Este estudo utiliza camundongos BALB/c para estabelecer o modelo NEC, que será útil para pesquisas sobre doenças em células T. No quinto dia, os dois grupos não mostram diferença significativa no tamanho do corpo. No entanto, no 10º dia, os camundongos nec eram mais finos do que os ratos de controle significativamente.
O peso dos camundongos no grupo NEC aumentou lentamente, e a taxa de sobrevivência diminuiu gradualmente durante os cinco dias de estabelecimento do modelo. O modelo NEC pode ser vantajoso para estudar a polarização celular T. Demonstrando o procedimento será Yan Tian, um pós-graduado do meu laboratório.
Gavage os ratos com 20 a 30 microliters de LPS, e alimente-os com 40 a 50 microliters de fórmula no quinto dia. A partir do quinto dia, coloque-os em um dispositivo de hipóxia a 5% de oxigênio por 90 segundos, e re-oxigene-os por três minutos. Em seguida, coloque os ratos em um ambiente de quatro graus Celsius por 15 minutos e transfira-os para uma incubadora.
Observe minuciosamente todos os ratos, pese-os todos os dias, regise a sobrevivência dos ratos durante o período de indução e regisse se suas fezes estão ensanguentadas e pegajosas. Segurando a sonda gástrica na mão direita, fixar a cabeça do rato com o dedo indicador na cabeça do mouse suavemente pressionado para trás e para baixo. Insira a sonda gástrica do canto esquerdo da boca e mova-a lentamente de dois a três centímetros para o centro da boca.
Empurre de 40 a 50 microliters de fórmula ou 20 a 30 microliters de LPS no trato digestivo. Se o rato tiver um forte reflexo de vômito e a sonda gástrica entrar na traqueia, puxe suavemente e deixe o rato descansar antes de tentar gavage novamente. Mergulhe o tecido illum do rato fresco em 10%, incorpore os tecidos em parafina e corte-os de quatro seções de micrômetros.

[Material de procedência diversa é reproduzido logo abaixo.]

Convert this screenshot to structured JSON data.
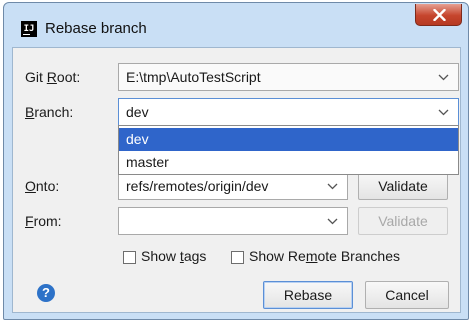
{
  "window": {
    "title": "Rebase branch",
    "app_icon_text": "IJ",
    "close_icon": "close-x-icon"
  },
  "form": {
    "git_root": {
      "label_pre": "Git ",
      "label_mnemonic": "R",
      "label_post": "oot:",
      "value": "E:\\tmp\\AutoTestScript"
    },
    "branch": {
      "label_mnemonic": "B",
      "label_post": "ranch:",
      "value": "dev",
      "options": [
        "dev",
        "master"
      ],
      "selected_index": 0
    },
    "onto": {
      "label_mnemonic": "O",
      "label_post": "nto:",
      "value": "refs/remotes/origin/dev",
      "validate_label": "Validate"
    },
    "from": {
      "label_mnemonic": "F",
      "label_post": "rom:",
      "value": "",
      "validate_label": "Validate"
    },
    "show_tags": {
      "label_pre": "Show ",
      "label_mnemonic": "t",
      "label_post": "ags",
      "checked": false
    },
    "show_remote": {
      "label_pre": "Show Re",
      "label_mnemonic": "m",
      "label_post": "ote Branches",
      "checked": false
    }
  },
  "footer": {
    "help_glyph": "?",
    "rebase_label": "Rebase",
    "cancel_label": "Cancel"
  },
  "colors": {
    "title_bar": "#c9dff5",
    "selection": "#2f65ca",
    "close_button": "#c6452d",
    "help_icon": "#2d72c8"
  }
}
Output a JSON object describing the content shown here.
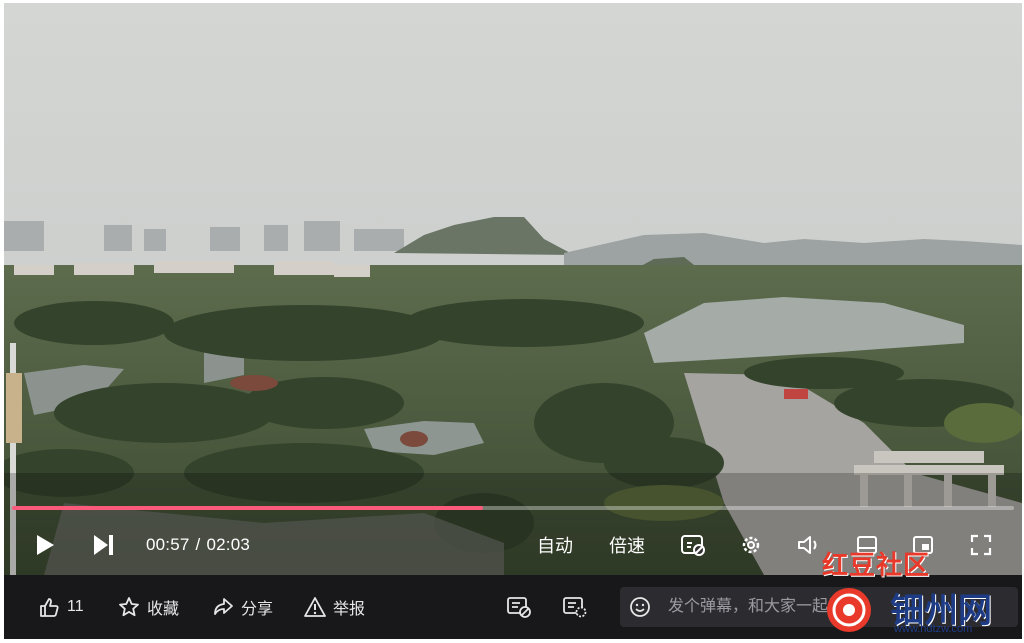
{
  "player": {
    "progress_fraction": 0.47,
    "current_time": "00:57",
    "time_separator": "/",
    "duration": "02:03",
    "quality_label": "自动",
    "speed_label": "倍速",
    "colors": {
      "progress": "#fb5a7a",
      "bar_bg": "#18181b"
    }
  },
  "actions": {
    "like_count": "11",
    "collect_label": "收藏",
    "share_label": "分享",
    "report_label": "举报"
  },
  "danmaku": {
    "placeholder": "发个弹幕，和大家一起讨论"
  },
  "watermark": {
    "top_text": "红豆社区",
    "main_text": "钿州网",
    "url_text": "www.hdtzw.com"
  }
}
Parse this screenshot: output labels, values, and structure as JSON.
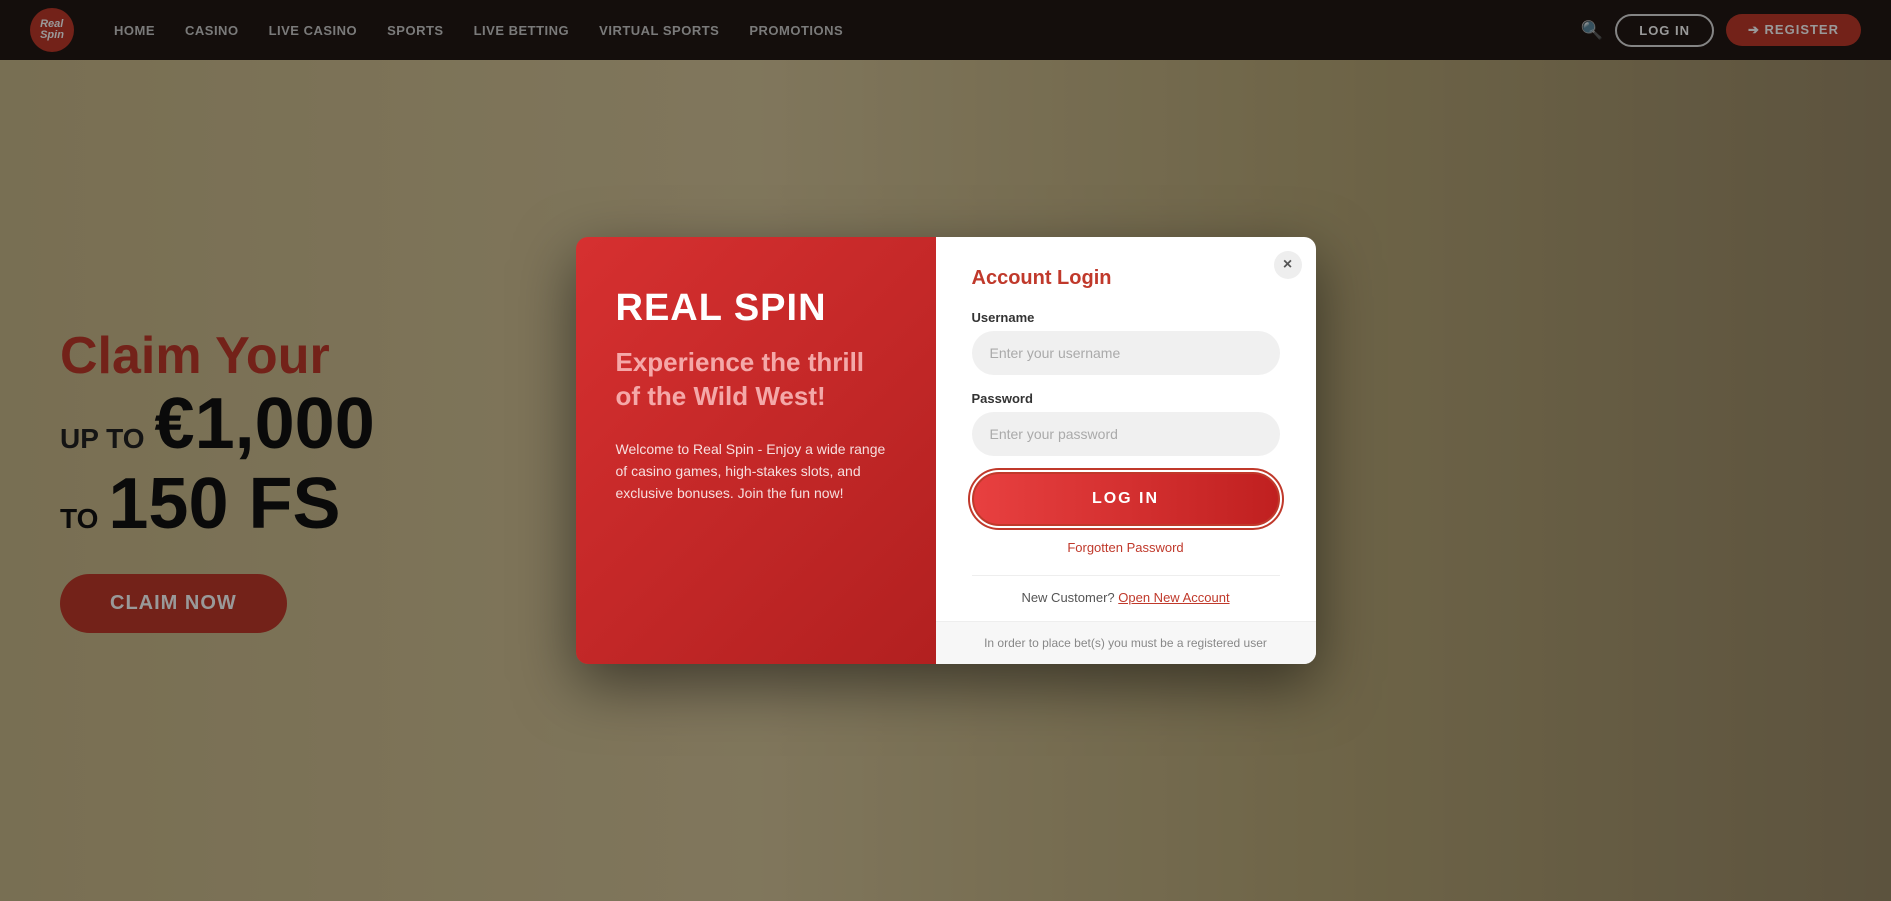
{
  "nav": {
    "logo_text": "Real Spin",
    "links": [
      "Home",
      "Casino",
      "Live Casino",
      "Sports",
      "Live Betting",
      "Virtual Sports",
      "Promotions"
    ],
    "login_label": "LOG IN",
    "register_label": "➔ REGISTER"
  },
  "hero": {
    "claim_line": "Claim Your",
    "up_to": "UP TO",
    "amount": "€1,000",
    "free_spins_prefix": "TO",
    "free_spins": "150 FS",
    "cta_label": "CLAIM NOW"
  },
  "modal": {
    "close_icon": "×",
    "left": {
      "title": "REAL SPIN",
      "tagline": "Experience the thrill of the Wild West!",
      "description": "Welcome to Real Spin - Enjoy a wide range of casino games, high-stakes slots, and exclusive bonuses. Join the fun now!"
    },
    "right": {
      "title": "Account Login",
      "username_label": "Username",
      "username_placeholder": "Enter your username",
      "password_label": "Password",
      "password_placeholder": "Enter your password",
      "login_button": "LOG IN",
      "forgotten_pw": "Forgotten Password",
      "new_customer_text": "New Customer?",
      "open_account_label": "Open New Account",
      "footer_note": "In order to place bet(s) you must be a registered user"
    }
  }
}
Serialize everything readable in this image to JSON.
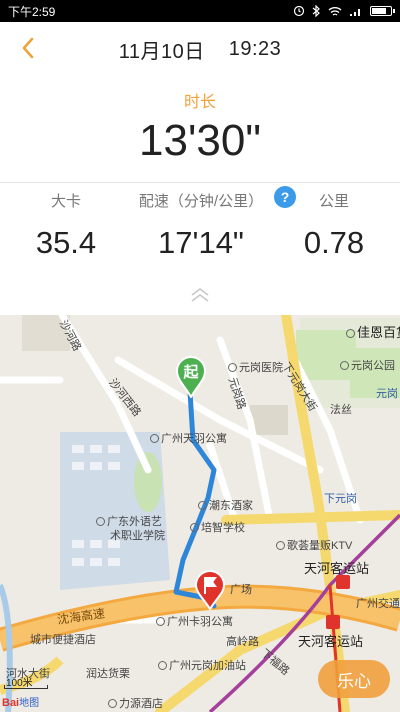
{
  "status_bar": {
    "time": "下午2:59",
    "battery_level": 0.85
  },
  "header": {
    "date": "11月10日",
    "time": "19:23"
  },
  "duration": {
    "label": "时长",
    "value": "13'30\""
  },
  "stats": [
    {
      "label": "大卡",
      "value": "35.4"
    },
    {
      "label": "配速（分钟/公里）",
      "value": "17'14\""
    },
    {
      "label": "公里",
      "value": "0.78"
    }
  ],
  "help_icon_glyph": "?",
  "map": {
    "labels": {
      "jiaen": "佳恩百货",
      "yuangang_park": "元岗公园",
      "yuangang_hospital": "元岗医院",
      "yuangang_road": "元岗路",
      "xiayuangang_street": "下元岗大街",
      "fajin": "法丝",
      "yuangang_right": "元岗",
      "tianyu": "广州天羽公寓",
      "chaodong": "潮东酒家",
      "xiayuangang": "下元岗",
      "guangwai": "广东外语艺",
      "guangwai2": "术职业学院",
      "peizhi": "培智学校",
      "gequ": "歌荟量贩KTV",
      "tianhe_top": "天河客运站",
      "guangzhou_transit": "广州交通集",
      "tianhe_bottom": "天河客运站",
      "shahe": "沙河路",
      "yuanhao": "元岗路",
      "shaxi": "沙河西路",
      "chuang": "广场",
      "tianyu2": "广州卡羽公寓",
      "shenhai": "沈海高速",
      "gaoling": "高岭路",
      "jiedai": "城市便捷酒店",
      "xiafu": "下福路",
      "hexi": "河水大街",
      "runda": "润达货栗",
      "gas": "广州元岗加油站",
      "liyuan": "力源酒店"
    },
    "scale": "100米",
    "baidu_logo": "Bai",
    "baidu_logo_suffix": "地图",
    "start_marker": "起",
    "lexin_button": "乐心"
  },
  "colors": {
    "accent": "#f0a23c",
    "route": "#2e86d8",
    "start_marker": "#4caf50",
    "end_marker": "#e0332c",
    "help": "#3b9be8"
  },
  "icons": {
    "back": "chevron-left-icon",
    "help": "question-circle-icon",
    "expand": "double-chevron-up-icon",
    "start": "start-pin-icon",
    "end": "finish-flag-icon"
  }
}
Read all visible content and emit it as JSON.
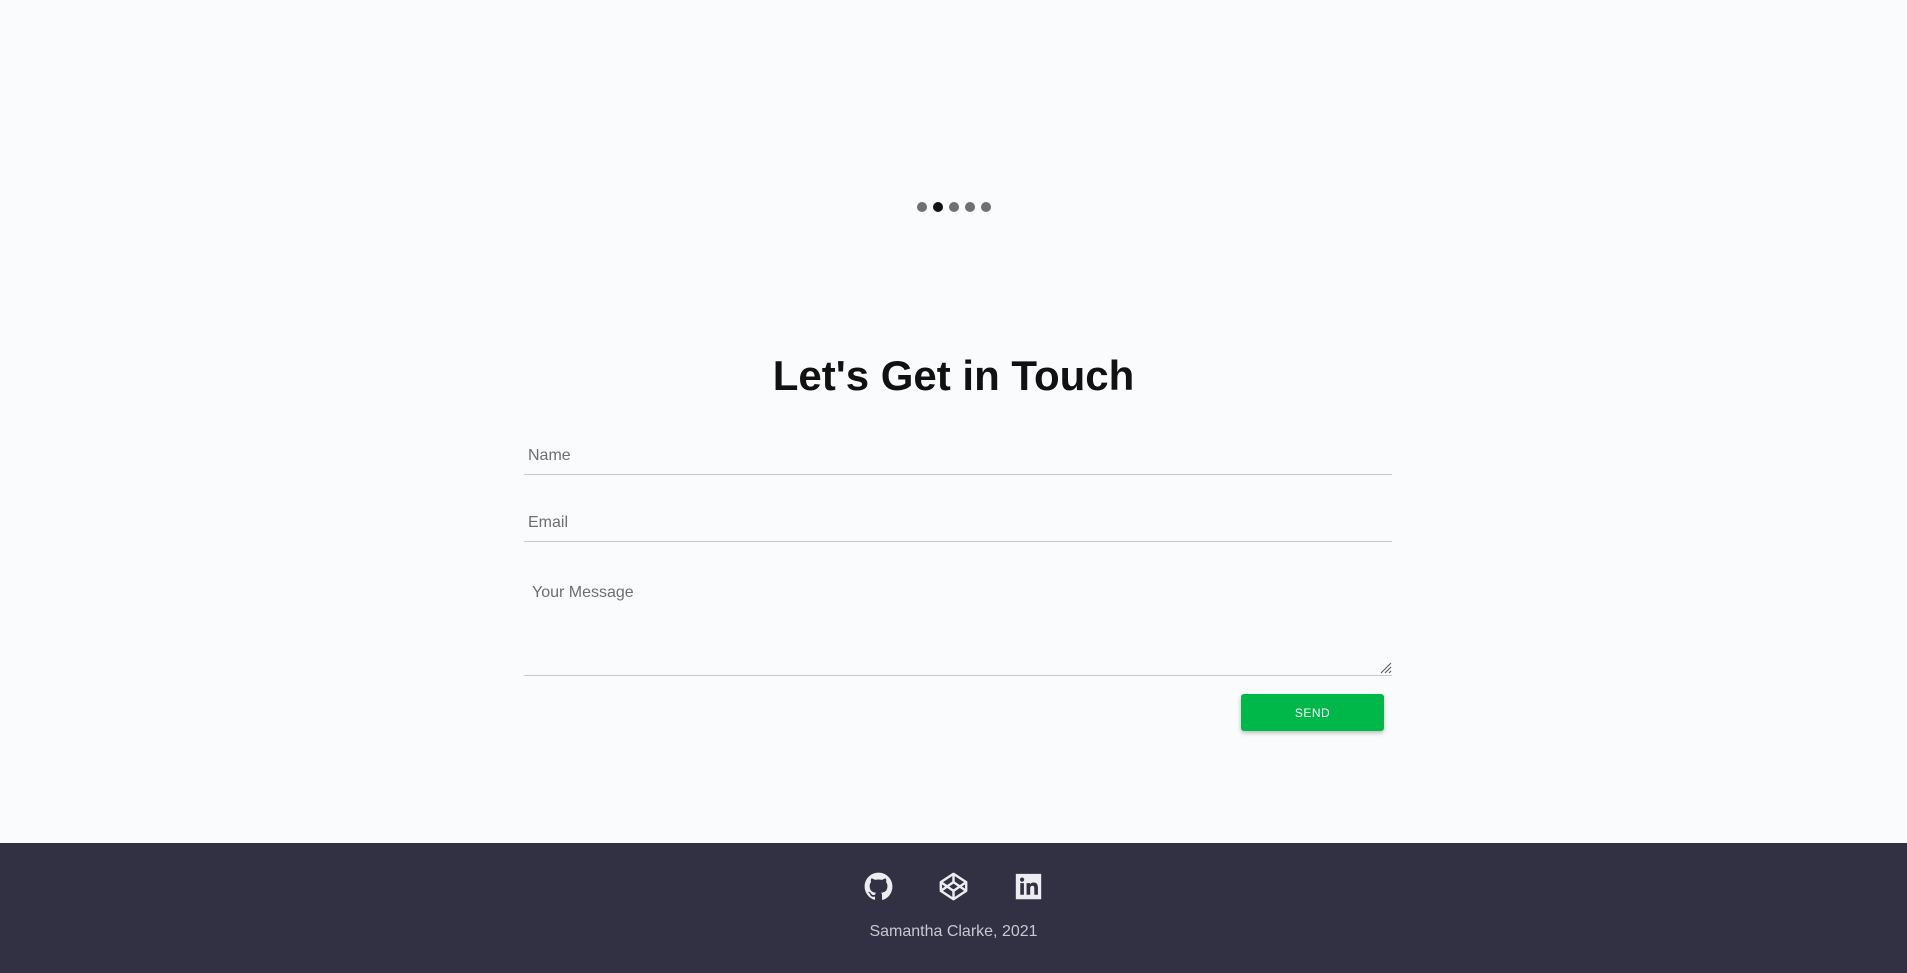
{
  "carousel": {
    "dot_count": 5,
    "active_index": 1
  },
  "contact": {
    "heading": "Let's Get in Touch",
    "name_placeholder": "Name",
    "email_placeholder": "Email",
    "message_placeholder": "Your Message",
    "send_label": "SEND"
  },
  "footer": {
    "icons": [
      "github-icon",
      "codepen-icon",
      "linkedin-icon"
    ],
    "copyright": "Samantha Clarke, 2021"
  },
  "colors": {
    "page_background": "#fafbfc",
    "accent": "#00b84a",
    "footer_background": "#323143",
    "dot_active": "#111111",
    "dot_inactive": "#6f6f6f"
  }
}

Para desparafinar as seções, coloque-as em xileno. Mergulhe por cinco minutos com sucesso em etanol absoluto, 95% etanol, 80% etanol, 70% etanol e água destilada. Em seguida, colorir as seções com solução de hematoxilina por cinco minutos, e diferenciá-las em ácido 1% clorídrico e 70% de álcool por cinco segundos.
Finalmente, manche-os com solução de eosina por um minuto, e examine a histopatologia do tecido intestinal a 40 vezes a ampliação. Fotomicrogramas do escore da patologia intestinal de zero a quatro apresentaram mucosa intacta e normal, leve separação submucosal e lamina propria, separação submucosal e lamina propria moderada, separação submucosal e lamina propria grave, e desaparecimento de villi intestinal com necrose intestinal. O escore de patologia intestinal foi significativamente maior no grupo NEC do que no controle com valor P inferior a 0,001.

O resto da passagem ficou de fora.